In the Pixar movie Up, a cartoon dog called Dug sports a magical collar of sorts that can translate his barks and whines into fluent human speech. Elsewhere in the real world, very well-trained dogs can be taught to press buttons that produce human speech for simple commands like “outside,” “walk,” and “play.” Humans have always been fascinated by the potential to communicate with the animals that they share the world with, and recently, machine learning, with its ever more advanced capabilities for parsing human speech, has presented itself as a hopeful route to animal translation.
An article in the New York Times this week documented major efforts from five groups of researchers that looked at using machine-learning algorithms to analyze the calls of rodents, lemurs, whales, chickens, pigs, bats, cats, and more.
Typically, artificial intelligence systems learn through training with labeled data (which can be supplied by the internet, or resources like e-books). For human language models, this usually involves giving computers a sentence, blocking out certain words, and asking the program to fill in the blanks. There are also more creative strategies now that want to match up speech to brain activity.
But analyzing animal language is a different beast from just analyzing human language. Computer scientists have to instruct software programs on what to look for, and how to organize the data. This process, for the most part, depends not only on accruing a good number of vocal recordings, but also on matching these vocal recordings with the visual social behaviors of animals. A group studying Egyptian fruit bats, for example, also used video cameras to record the bats themselves to provide context for the calls. And the group that’s studying whales plans to use video, audio, as well as tags that can record animal movements to decipher the syntax, semantics, and ultimately the meaning behind what whales are communicating and why. Of course, several groups have also proposed testing their animal dictionaries by playing recordings back to animals and seeing how they react.
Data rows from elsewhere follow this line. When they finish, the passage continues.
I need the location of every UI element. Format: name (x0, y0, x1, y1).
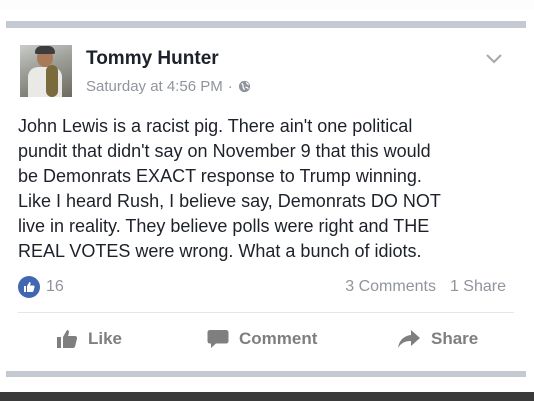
like-button-label: Like (88, 329, 123, 348)
divider (18, 312, 514, 313)
comment-button-label: Comment (239, 329, 318, 348)
like-button[interactable]: Like (56, 322, 122, 356)
comments-count-link[interactable]: 3 Comments (345, 278, 436, 296)
post-actions-bar: Like Comment Share (6, 322, 526, 356)
post-meta: Saturday at 4:56 PM · (86, 78, 251, 95)
bottom-divider-bar (6, 371, 526, 377)
bottom-edge (0, 392, 534, 401)
facebook-post-card: Tommy Hunter Saturday at 4:56 PM · John … (6, 28, 526, 371)
globe-icon[interactable] (238, 80, 251, 93)
author-avatar[interactable] (20, 45, 72, 97)
top-margin (0, 0, 534, 10)
post-text: John Lewis is a racist pig. There ain't … (18, 116, 441, 261)
comment-button[interactable]: Comment (207, 322, 317, 356)
meta-separator: · (227, 78, 233, 95)
post-timestamp[interactable]: Saturday at 4:56 PM (86, 78, 223, 95)
like-reaction-icon (18, 276, 40, 298)
chevron-down-icon[interactable] (484, 52, 504, 66)
like-count: 16 (46, 278, 64, 295)
share-button-label: Share (431, 329, 479, 348)
thumbs-up-icon (57, 330, 78, 348)
screenshot-frame: Tommy Hunter Saturday at 4:56 PM · John … (0, 0, 534, 401)
comment-icon (207, 330, 229, 348)
shares-count-link[interactable]: 1 Share (450, 278, 506, 296)
top-divider-bar (6, 21, 526, 28)
share-arrow-icon (398, 330, 420, 348)
reactions-summary[interactable]: 16 (18, 276, 64, 298)
share-button[interactable]: Share (397, 322, 478, 356)
author-name[interactable]: Tommy Hunter (86, 48, 219, 70)
engagement-counts: 3 Comments 1 Share (345, 278, 506, 296)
Making a Google Translate for animals has been an aspirational project that’s been in the works for the better half of the last decade. Machine learning, too, has come far in terms of detecting the presence of animals and even in some cases, accurately identifying animals by call. (Cornell’s Merlin app is shockingly accurate at matching bird species to their calls.) And although this type of software has shown some success in identifying the basic vocabulary of certain animals from the characteristics of their vocalizations (ie. frequency or loudness) as well as attributing calls to individuals, it’s still a far cry from understanding all the intricate nuances of what animal language might encapsulate.
Many skeptics of this approach note both the shortcomings of current AI language models in being able to truly understand the relationships between words and the objects they may refer to in the real world, and the shortcomings in scientists’ understanding of animal societies at large. Artificial-intelligence language models for humans rely on a computer mapping out the relationship between words and the contexts they could appear in (where they might go in a sentence, and what they might refer to). But these models have their own flaws, and can sometimes be a black box—researchers know what goes in and comes out, but don’t quite understand how the algorithm is arriving at the conclusion.
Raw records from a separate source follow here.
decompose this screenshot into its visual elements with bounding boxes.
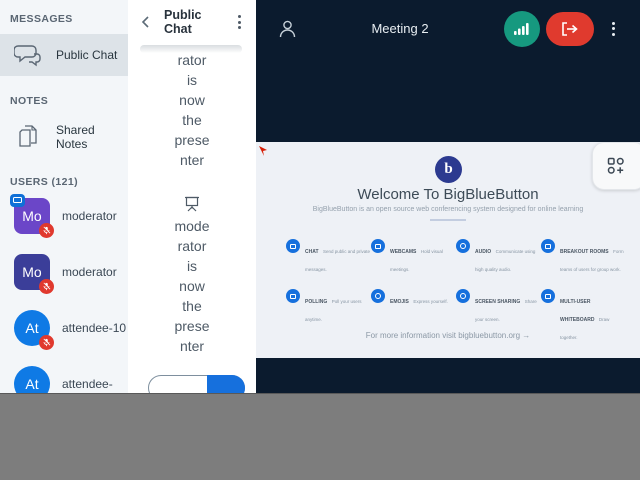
messages-section-label: MESSAGES xyxy=(10,13,73,25)
leave-meeting-icon xyxy=(562,21,578,36)
user-profile-icon[interactable] xyxy=(277,18,298,39)
connection-status-button[interactable] xyxy=(504,10,540,47)
send-message-button[interactable] xyxy=(207,375,245,393)
user-row-attendee-partial[interactable]: At attendee- xyxy=(0,356,128,393)
avatar: Mo xyxy=(10,194,54,238)
user-row-moderator-2[interactable]: Mo moderator xyxy=(0,244,128,300)
user-row-moderator-1[interactable]: Mo moderator xyxy=(0,188,128,244)
layout-grid-plus-icon xyxy=(607,157,624,174)
meeting-title: Meeting 2 xyxy=(371,21,429,36)
main-meeting-area: Meeting 2 b Welcome To BigBlueButton Big… xyxy=(256,0,640,393)
slide-divider xyxy=(430,219,466,221)
user-name: moderator xyxy=(62,265,117,279)
bbb-logo: b xyxy=(435,156,462,183)
muted-mic-badge-icon xyxy=(39,223,54,238)
whiteboard-feature-icon xyxy=(541,289,555,303)
feature-breakout-rooms: BREAKOUT ROOMS Form teams of users for g… xyxy=(541,239,626,276)
user-name: moderator xyxy=(62,209,117,223)
avatar: At xyxy=(14,366,50,393)
slide-footer-link: For more information visit bigbluebutton… xyxy=(365,331,531,340)
chat-header: Public Chat xyxy=(128,4,256,40)
muted-mic-badge-icon xyxy=(39,335,54,350)
back-chevron-icon[interactable] xyxy=(138,14,154,30)
notes-section-label: NOTES xyxy=(10,95,49,107)
options-menu-kebab-icon[interactable] xyxy=(606,20,620,38)
leave-meeting-button[interactable] xyxy=(546,11,594,46)
sidebar-item-shared-notes[interactable]: Shared Notes xyxy=(0,116,128,158)
shared-notes-label: Shared Notes xyxy=(56,123,95,151)
feature-webcams: WEBCAMS Hold visual meetings. xyxy=(371,239,456,276)
shared-notes-icon xyxy=(14,124,44,150)
chat-options-kebab-icon[interactable] xyxy=(232,13,246,31)
feature-grid: CHAT Send public and private messages. W… xyxy=(286,239,626,344)
public-chat-label: Public Chat xyxy=(56,48,118,62)
audio-feature-icon xyxy=(456,239,470,253)
signal-bars-icon xyxy=(514,22,529,35)
chat-panel-title: Public Chat xyxy=(164,8,202,36)
users-section-label: USERS (121) xyxy=(10,176,79,188)
chat-message-presenter-1: rator is now the prese nter xyxy=(174,52,210,168)
emojis-feature-icon xyxy=(371,289,385,303)
chat-bubbles-icon xyxy=(13,42,44,68)
chat-message-presenter-2: mode rator is now the prese nter xyxy=(128,196,256,356)
screen-sharing-feature-icon xyxy=(456,289,470,303)
slide-subtitle: BigBlueButton is an open source web conf… xyxy=(312,206,584,213)
chat-messages[interactable]: rator is now the prese nter mode rator i… xyxy=(128,50,256,356)
polling-feature-icon xyxy=(286,289,300,303)
whiteboard-pointer-cursor xyxy=(258,144,268,162)
presenter-badge-icon xyxy=(10,194,25,207)
user-name: attendee- xyxy=(62,377,113,391)
breakout-rooms-feature-icon xyxy=(541,239,555,253)
sidebar-item-public-chat[interactable]: Public Chat xyxy=(0,34,128,76)
user-name: attendee-10 xyxy=(62,321,127,335)
chat-message-input[interactable] xyxy=(148,375,245,393)
public-chat-panel: Public Chat rator is now the prese nter xyxy=(128,0,256,393)
letterbox-filler xyxy=(0,393,640,480)
bigbluebutton-app: MESSAGES Public Chat NOTES Shared Notes xyxy=(0,0,640,393)
presentation-screen-icon xyxy=(128,196,256,214)
presentation-whiteboard[interactable]: b Welcome To BigBlueButton BigBlueButton… xyxy=(256,142,640,358)
chat-feature-icon xyxy=(286,239,300,253)
avatar: At xyxy=(14,310,54,350)
meeting-top-bar: Meeting 2 xyxy=(256,0,640,57)
layout-options-button[interactable] xyxy=(592,142,640,190)
slide-title: Welcome To BigBlueButton xyxy=(357,186,539,203)
avatar: Mo xyxy=(14,254,54,294)
sidebar: MESSAGES Public Chat NOTES Shared Notes xyxy=(0,0,128,393)
feature-chat: CHAT Send public and private messages. xyxy=(286,239,371,276)
topbar-actions xyxy=(504,0,620,57)
feature-audio: AUDIO Communicate using high quality aud… xyxy=(456,239,541,276)
webcams-feature-icon xyxy=(371,239,385,253)
muted-mic-badge-icon xyxy=(39,279,54,294)
user-row-attendee-10[interactable]: At attendee-10 xyxy=(0,300,128,356)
Another factor that researchers are taking into account is the fact that animal communications might not work at all like human communications, and the tendency to anthropomorphize them could be skewing the results. There might be unique elements to animal language due to physiological and behavioral differences.
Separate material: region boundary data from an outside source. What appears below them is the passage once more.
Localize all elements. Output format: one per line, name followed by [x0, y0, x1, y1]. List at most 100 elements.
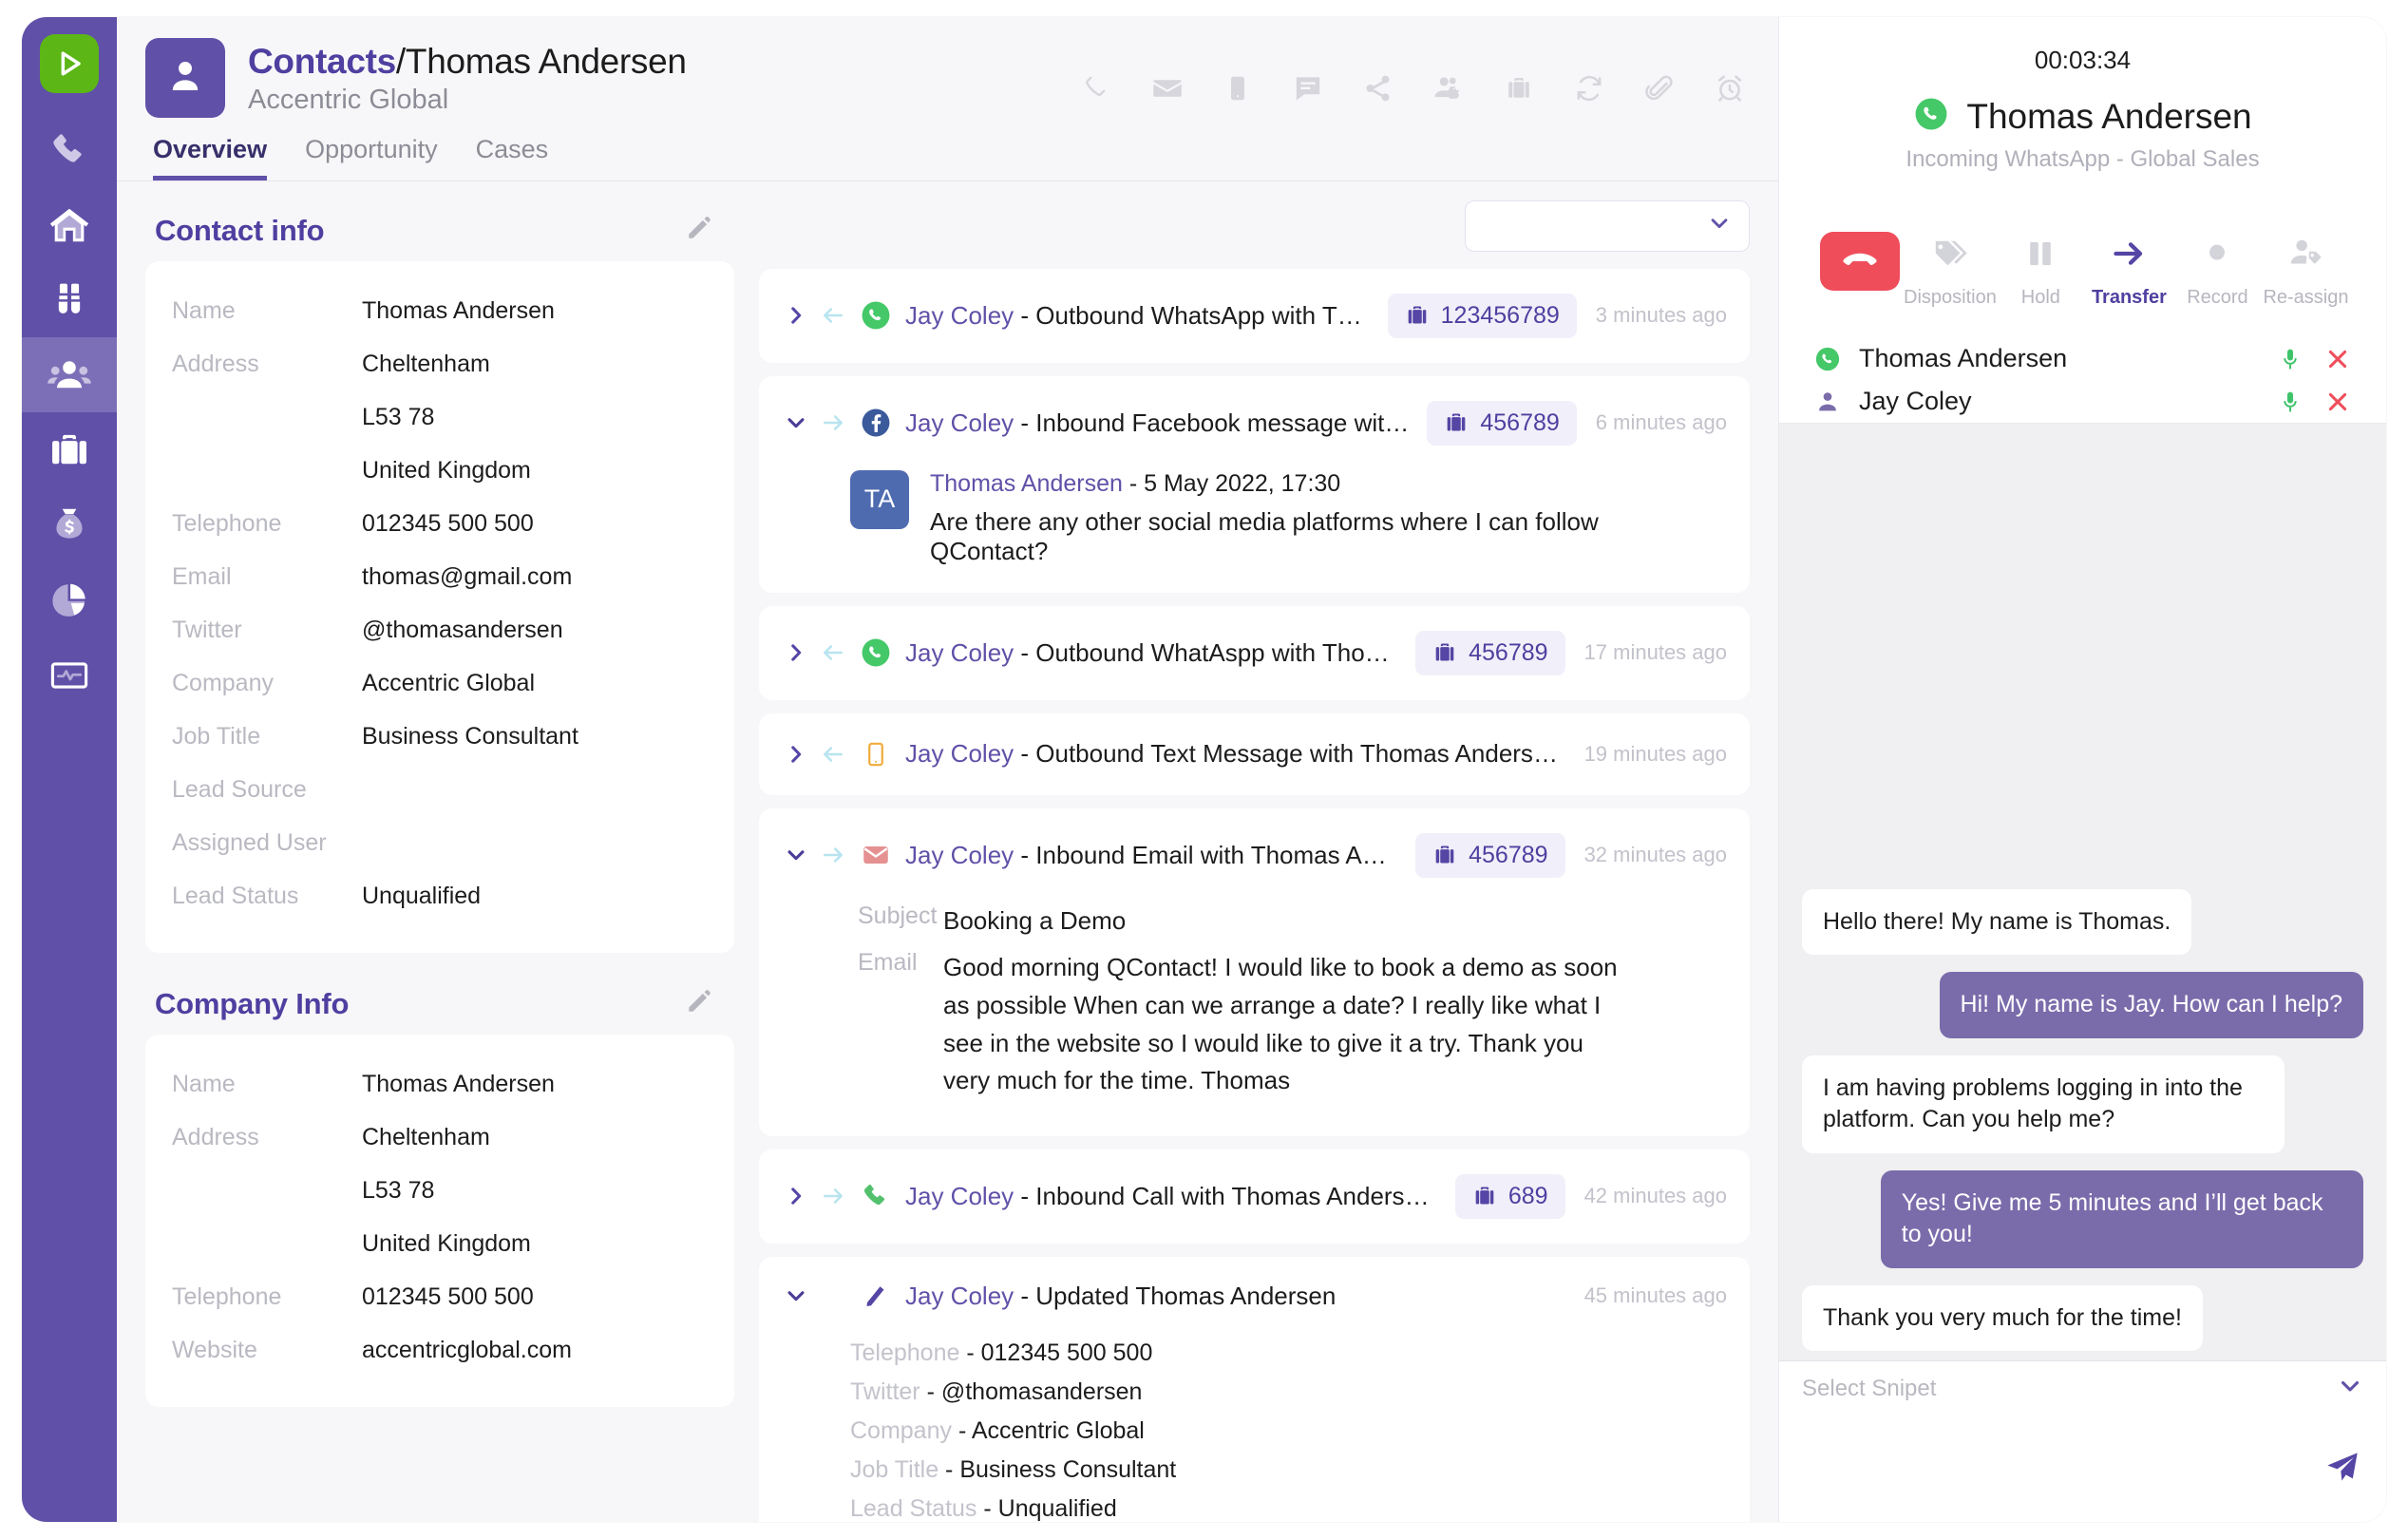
chevron-right-icon[interactable]	[780, 303, 812, 328]
envelope-icon[interactable]	[1151, 72, 1184, 104]
timeline-row[interactable]: Jay Coley - Outbound Text Message with T…	[759, 713, 1750, 795]
sidebar-item-search[interactable]	[22, 262, 117, 337]
info-value: accentricglobal.com	[362, 1336, 572, 1363]
sidebar-item-opportunities[interactable]	[22, 412, 117, 487]
phone-icon[interactable]	[1081, 72, 1113, 104]
tab-opportunity[interactable]: Opportunity	[305, 135, 438, 180]
info-row: Lead Source	[172, 765, 708, 814]
play-logo-icon[interactable]	[40, 34, 99, 93]
timeline-card[interactable]: Jay Coley - Inbound Call with Thomas And…	[759, 1149, 1750, 1244]
badge-value: 456789	[1480, 408, 1560, 436]
sidebar-item-reports[interactable]	[22, 562, 117, 637]
message-sender[interactable]: Thomas Andersen	[930, 470, 1123, 497]
share-icon[interactable]	[1362, 72, 1394, 104]
person-icon	[164, 55, 206, 102]
timeline-timestamp: 17 minutes ago	[1583, 640, 1727, 665]
timeline-filter-select[interactable]	[1465, 200, 1750, 252]
tab-cases[interactable]: Cases	[476, 135, 549, 180]
opportunity-badge[interactable]: 456789	[1415, 832, 1565, 878]
info-value: Thomas Andersen	[362, 296, 555, 324]
timeline-actor[interactable]: Jay Coley	[905, 638, 1014, 667]
timeline-row[interactable]: Jay Coley - Inbound Facebook message wit…	[759, 376, 1750, 470]
timeline-actor[interactable]: Jay Coley	[905, 408, 1014, 437]
timeline-card[interactable]: Jay Coley - Outbound WhatsApp with Thoma…	[759, 268, 1750, 363]
opportunity-badge[interactable]: 689	[1454, 1173, 1565, 1219]
timeline-row[interactable]: Jay Coley - Inbound Email with Thomas An…	[759, 808, 1750, 902]
sidebar-item-home[interactable]	[22, 187, 117, 262]
contact-info-header: Contact info	[145, 206, 734, 261]
mobile-icon[interactable]	[1222, 72, 1254, 104]
snippet-select[interactable]: Select Snipet	[1779, 1360, 2386, 1416]
chevron-right-icon[interactable]	[780, 1184, 812, 1208]
microphone-icon[interactable]	[2274, 390, 2306, 414]
disposition-label: Disposition	[1904, 287, 1997, 308]
chevron-down-icon[interactable]	[780, 1283, 812, 1308]
badge-value: 456789	[1469, 841, 1548, 868]
opportunity-badge[interactable]: 123456789	[1387, 293, 1577, 338]
close-x-icon[interactable]	[2322, 390, 2354, 414]
hold-button[interactable]: Hold	[1997, 232, 2085, 309]
timeline-actor[interactable]: Jay Coley	[905, 739, 1014, 768]
timeline-card[interactable]: Jay Coley - Inbound Facebook message wit…	[759, 375, 1750, 593]
timeline-actor[interactable]: Jay Coley	[905, 1182, 1014, 1210]
timeline-message-body: TA Thomas Andersen - 5 May 2022, 17:30 Are…	[759, 469, 1750, 593]
sidebar-item-sales[interactable]	[22, 487, 117, 562]
tab-overview[interactable]: Overview	[153, 135, 268, 180]
info-value: thomas@gmail.com	[362, 562, 573, 590]
chevron-down-icon[interactable]	[780, 410, 812, 435]
timeline-title: Jay Coley - Inbound Call with Thomas And…	[905, 1182, 1440, 1211]
timeline-card[interactable]: Jay Coley - Updated Thomas Andersen 45 mi…	[759, 1256, 1750, 1522]
send-paper-plane-icon[interactable]	[2323, 1448, 2361, 1491]
pencil-icon[interactable]	[685, 987, 713, 1020]
pencil-icon[interactable]	[685, 214, 713, 247]
info-value: United Kingdom	[362, 456, 531, 484]
briefcase-icon[interactable]	[1503, 72, 1535, 104]
chevron-right-icon[interactable]	[780, 742, 812, 767]
call-participants: Thomas Andersen Jay Coley	[1806, 337, 2360, 423]
message-composer[interactable]	[1779, 1416, 2386, 1522]
breadcrumb-root[interactable]: Contacts	[248, 42, 396, 81]
timeline-row[interactable]: Jay Coley - Updated Thomas Andersen 45 mi…	[759, 1257, 1750, 1336]
briefcase-icon	[48, 429, 90, 471]
opportunity-badge[interactable]: 456789	[1415, 630, 1565, 675]
reassign-button[interactable]: Re-assign	[2262, 232, 2350, 309]
timeline-actor[interactable]: Jay Coley	[905, 841, 1014, 869]
tab-overview-label: Overview	[153, 135, 268, 163]
timeline-row[interactable]: Jay Coley - Outbound WhatsApp with Thoma…	[759, 269, 1750, 363]
chevron-right-icon[interactable]	[780, 640, 812, 665]
timeline-row[interactable]: Jay Coley - Outbound WhatAspp with Thoma…	[759, 606, 1750, 700]
info-row: Address Cheltenham	[172, 1112, 708, 1162]
paperclip-icon[interactable]	[1643, 72, 1676, 104]
facebook-icon	[854, 407, 898, 439]
opportunity-badge[interactable]: 456789	[1427, 400, 1577, 446]
breadcrumb-separator: /	[395, 42, 406, 81]
whatsapp-icon	[1913, 96, 1949, 137]
timeline-actor[interactable]: Jay Coley	[905, 301, 1014, 330]
timeline-card[interactable]: Jay Coley - Outbound WhatAspp with Thoma…	[759, 605, 1750, 700]
alarm-clock-icon[interactable]	[1714, 72, 1746, 104]
users-settings-icon[interactable]	[1432, 72, 1465, 104]
disposition-button[interactable]: Disposition	[1904, 232, 1997, 309]
info-label	[172, 392, 362, 442]
timeline-row[interactable]: Jay Coley - Inbound Call with Thomas And…	[759, 1150, 1750, 1244]
refresh-icon[interactable]	[1573, 72, 1605, 104]
microphone-icon[interactable]	[2274, 347, 2306, 371]
timeline-card[interactable]: Jay Coley - Outbound Text Message with T…	[759, 712, 1750, 795]
call-timer: 00:03:34	[2034, 46, 2132, 74]
mobile-icon	[854, 738, 898, 770]
sidebar-item-phone[interactable]	[22, 112, 117, 187]
close-x-icon[interactable]	[2322, 347, 2354, 371]
record-button[interactable]: Record	[2173, 232, 2262, 309]
tab-opportunity-label: Opportunity	[305, 135, 438, 163]
timeline-actor[interactable]: Jay Coley	[905, 1282, 1014, 1310]
chevron-down-icon[interactable]	[780, 843, 812, 867]
hangup-button[interactable]	[1815, 232, 1904, 291]
transfer-button[interactable]: Transfer	[2085, 232, 2173, 309]
person-icon	[1811, 390, 1844, 414]
timeline-card[interactable]: Jay Coley - Inbound Email with Thomas An…	[759, 808, 1750, 1136]
whatsapp-icon	[854, 636, 898, 669]
sidebar-item-contacts[interactable]	[22, 337, 117, 412]
chat-icon[interactable]	[1292, 72, 1324, 104]
sidebar-item-analytics[interactable]	[22, 637, 117, 712]
info-row: Telephone 012345 500 500	[172, 499, 708, 548]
To this end of not being able to know the data parameters ahead of time, there are proposals for using self-supervised learning algorithms to analyze audio data, according to a report earlier this year in the Wall Street Journal, in which the computer tells the researchers what patterns it’s seeing in the data—patterns that might unveil connections that are missed by the human eye. Ultimately, how far humans go down the rabbithole of trying to understand animal communications depends on human goals for this type of research, and for that purpose it may be enough to get a handle on the basics. For example, a translator that can reliably interpret whether animals that we’re often in close contact with are happy, sad, or in danger could be both useful and more practical to create.